MR REYNOLDS may have felt that one Fianna Fail leader who never apologised and never explained, but on the other hand never sued either, was quite enough. He may thought that the best way to distance himself and the party from the Haughey regime was by letting no shadow sully his own good name.

My impression, however and part of my thesis about moral indignation - is that most people found this anxiety faintly laughable. In all honesty, they couldn't see why Albert got so worked up. To care so much as to go through the High Court in London twice! In ordinary life in this country people slag and are slagged, and a person would much rather pretend to be bad than be caught making himself out to be good.

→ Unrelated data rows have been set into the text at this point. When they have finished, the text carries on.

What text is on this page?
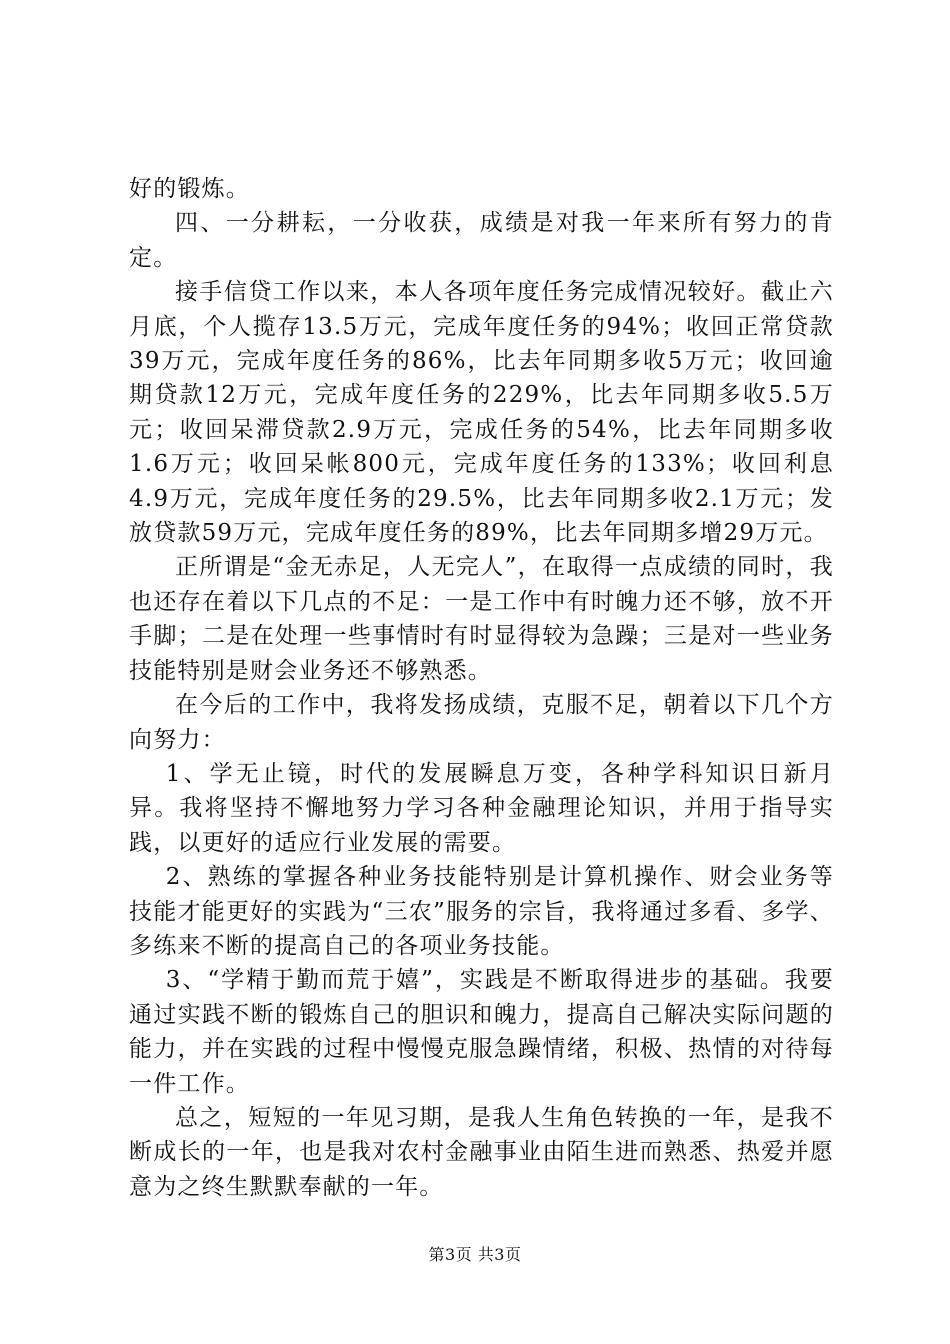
好的锻炼。

四、一分耕耘，一分收获，成绩是对我一年来所有努力的肯定。

接手信贷工作以来，本人各项年度任务完成情况较好。截止六月底，个人揽存13.5万元，完成年度任务的94%；收回正常贷款39万元，完成年度任务的86%，比去年同期多收5万元；收回逾期贷款12万元，完成年度任务的229%，比去年同期多收5.5万元；收回呆滞贷款2.9万元，完成任务的54%，比去年同期多收1.6万元；收回呆帐800元，完成年度任务的133%；收回利息4.9万元，完成年度任务的29.5%，比去年同期多收2.1万元；发放贷款59万元，完成年度任务的89%，比去年同期多增29万元。

正所谓是“金无赤足，人无完人”，在取得一点成绩的同时，我也还存在着以下几点的不足：一是工作中有时魄力还不够，放不开手脚；二是在处理一些事情时有时显得较为急躁；三是对一些业务技能特别是财会业务还不够熟悉。

在今后的工作中，我将发扬成绩，克服不足，朝着以下几个方向努力：

1、学无止镜，时代的发展瞬息万变，各种学科知识日新月异。我将坚持不懈地努力学习各种金融理论知识，并用于指导实践，以更好的适应行业发展的需要。

2、熟练的掌握各种业务技能特别是计算机操作、财会业务等技能才能更好的实践为“三农”服务的宗旨，我将通过多看、多学、多练来不断的提高自己的各项业务技能。

3、“学精于勤而荒于嬉”，实践是不断取得进步的基础。我要通过实践不断的锻炼自己的胆识和魄力，提高自己解决实际问题的能力，并在实践的过程中慢慢克服急躁情绪，积极、热情的对待每一件工作。

总之，短短的一年见习期，是我人生角色转换的一年，是我不断成长的一年，也是我对农村金融事业由陌生进而熟悉、热爱并愿意为之终生默默奉献的一年。

第3页 共3页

Ordinary society has little or no time for righteousness. There is a complex underground system to do with right and wrong. But it is far removed from the simplicities of "But that's wrong!", or "We must do right".

That's not how things work. Thus, for instance, the letter writing classes will get all upset if Michael Lowry is reelected in Tipperary. "How can they?" they'll say. "Don't they know that Michael Lowry did this, that and the other? Have they no morals?"

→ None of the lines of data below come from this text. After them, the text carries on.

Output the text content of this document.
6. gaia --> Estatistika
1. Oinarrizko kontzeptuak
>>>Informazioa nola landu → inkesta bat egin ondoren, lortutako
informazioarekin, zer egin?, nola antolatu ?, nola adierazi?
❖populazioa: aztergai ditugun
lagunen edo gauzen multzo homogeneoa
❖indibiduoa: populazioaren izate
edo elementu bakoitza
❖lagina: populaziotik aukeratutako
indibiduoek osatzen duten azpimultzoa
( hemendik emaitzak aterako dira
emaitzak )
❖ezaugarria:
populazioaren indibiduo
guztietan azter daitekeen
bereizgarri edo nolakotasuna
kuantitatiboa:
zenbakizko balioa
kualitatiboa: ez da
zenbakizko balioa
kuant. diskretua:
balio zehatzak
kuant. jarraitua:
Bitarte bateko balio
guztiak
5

But the local electorate may see things differently, as their man against the whited sepulchres above in Dublin. They may in general see a sinner as better fitted than a saint to represent their interests and get things done for them. They may be amused, admiring or sorry for him, or they may have been at school with his wife's first cousin's brother in law. Situational ethics might almost have been invented for the relationship between the Irish voter and an Irish politician. After all, the people always knew that Mr Haughey, utterly unaccountably, could live very, very lavishly. Did they mind? They didn't seem to. The democratic process was impeccable. They voted him in: they voted his party in the party voted him its leader. QED. His squireen ways were not found offensive because they were taken as a lifestyle choice - an alternative to being something blow dried in cafe society, for example - not as a shift in class allegiance.

The Arms Crisis had cleared him of any suspicion of West Britishness, to put it mildly. He raised golden eagles on his private island but he might equally well have been raising pigeons in a loft. And even on the south side, people are only three or four generations away from the time when the Irish made what shift they could to survive a constitutionally hostile government.

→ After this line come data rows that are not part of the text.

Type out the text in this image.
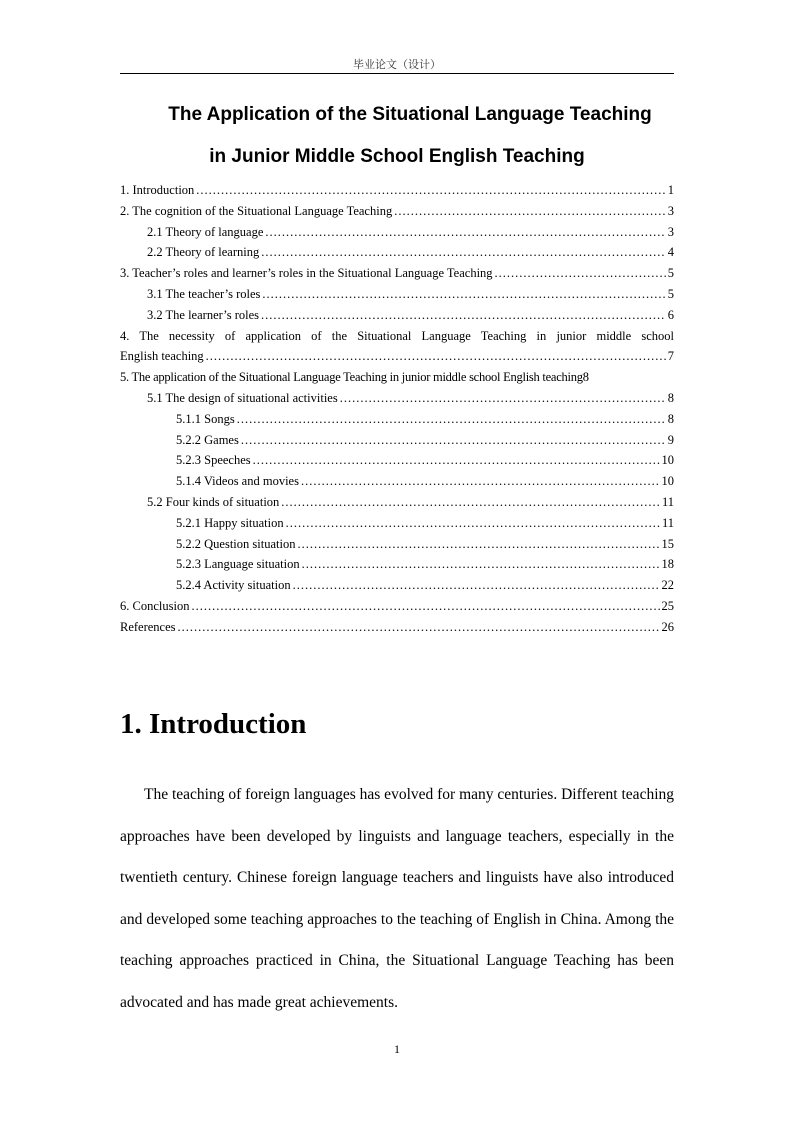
毕业论文（设计）
The Application of the Situational Language Teaching
in Junior Middle School English Teaching
1. Introduction .....	1
2. The cognition of the Situational Language Teaching .....	3
2.1 Theory of language .....	3
2.2 Theory of learning .....	4
3. Teacher’s roles and learner’s roles in the Situational Language Teaching .....	5
3.1 The teacher’s roles .....	5
3.2 The learner’s roles .....	6
4. The necessity of application of the Situational Language Teaching in junior middle school
English teaching .....	7
5. The application of the Situational Language Teaching in junior middle school English teaching 8
5.1 The design of situational activities .....	8
5.1.1 Songs .....	8
5.2.2 Games .....	9
5.2.3 Speeches .....	10
5.1.4 Videos and movies .....	10
5.2 Four kinds of situation .....	11
5.2.1 Happy situation .....	11
5.2.2 Question situation .....	15
5.2.3 Language situation .....	18
5.2.4 Activity situation .....	22
6. Conclusion .....	25
References .....	26
1. Introduction

The teaching of foreign languages has evolved for many centuries. Different teaching approaches have been developed by linguists and language teachers, especially in the twentieth century. Chinese foreign language teachers and linguists have also introduced and developed some teaching approaches to the teaching of English in China. Among the teaching approaches practiced in China, the Situational Language Teaching has been advocated and has made great achievements.

1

Even there, the historical disjunction between public and private morality obtains. The shrieks of outrage at the very name of Haughey are, over and over again, expressions of pure class snobbery, rather than true moral indignation.

THERE IS, of course, as deep a reservoir of moral revulsion here as anywhere else. There was no forgiveness at all for the paedophile Brendan Smyth. There is none about the contaminated blood scandal. There is a range of disgusts that are genuinely felt.

I think people were put off the institutional Catholic Church to a measurable degree by Dr Eamonn Casey's double standards. I think they responded to the beef tribunal, not with indignation about agribusiness, politicians who bend the rules for agribusiness, and civil servants who bend the rules for the politicians, but with real shock at the furlined nest lawyers have made for themselves.

There is probably as much moral indignation sloshing around the Republic as anywhere else, but in regard to politicians it doesn't predictably apply. They are not rewarded for goodness: a noble eccentric like Noel Browne is one thing, but short shrift is given to anyone who insists on reminding us of our shortcomings; a Conor Cruise O'Brien, for instance (PDs please note). And equally, they're not necessarily punished for badness.

This makes it very hard to raise the tone of political life. Or it would, but for an important twist to this relationship with morality. The people do not approve of overt cynicism. They do want respect paid to goodness and honour, so there have to be tribunals and so forth, giving the impression of a lively moral sense at work in our system. But after all the huffing and puffing, when it comes down to judging one person, to saying so and so is unworthy, or so and so is corrupt or so and so is wicked.

Maybe this time it will be different. But Parnell apart, the Irish public has so far shown great zest for pursuing errant politicians, but none for the kill.